There was a slight glimmer of hope yesterday for NY teachers as well, when the closing of Rubber Rooms was announced. Still, there has been nary a word said about the bill introduced to the New York State Legislature that would allow layoffs of senior teachers and base retention on test scores, much as the Florida bill aimed to do. One early sponsor of the bill has already dropped out, but that's just not good enough. We should be picketing the offices of assemblyman Jonathan Bing and state senator Ruben Diaz, bombarding them with phone calls and emails, and generally making their lives miserable for trying to screw us over. The UFT should seize this opportunity to let NY politicians know that from now on, they'd be wise not to scapegoat teachers or try to erode our hardfought gains.

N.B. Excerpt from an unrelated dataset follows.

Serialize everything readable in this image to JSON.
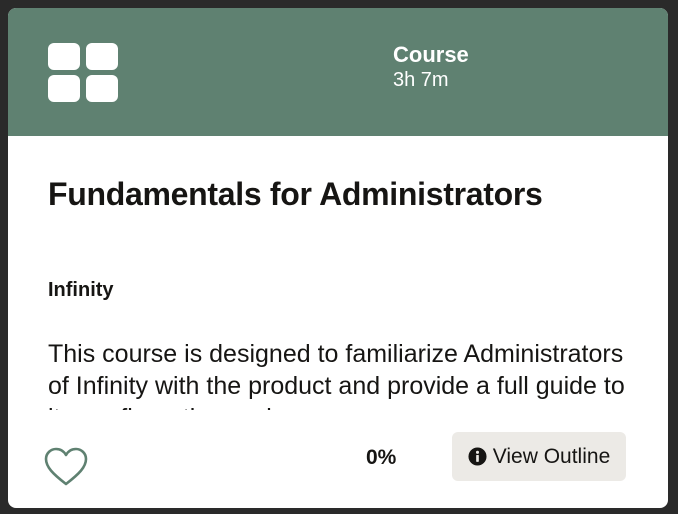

As Brutus once famously said in Julius Caesar, "There is tide in the affairs of men which, taken at the flood, leads on to fortune." The tide is in, Mr. Mulgrew. Your troops are ready. It's time to lead.
After Randi's hideous tenure as our leader, we need to become a more radical, focused union. I hope we aren't all standing in the unemployment line a year from now saying "Et tu, Mulgrew?"
2 comments:
Great post. I was going to write the same thing but I will link. Don't hold out any hope. Watch the AFT convention in Seattle this summer as the just elected 800 Unity delegates endorse whatever Randi wants. Never forget that the UFT controls the AFT and Mulgrew is not a free agent to act on his own.
I agree with you Norm, Mulgrew just follows Randy's orders.
Is the politician Diaz the one who caused all the problems in Albany last year?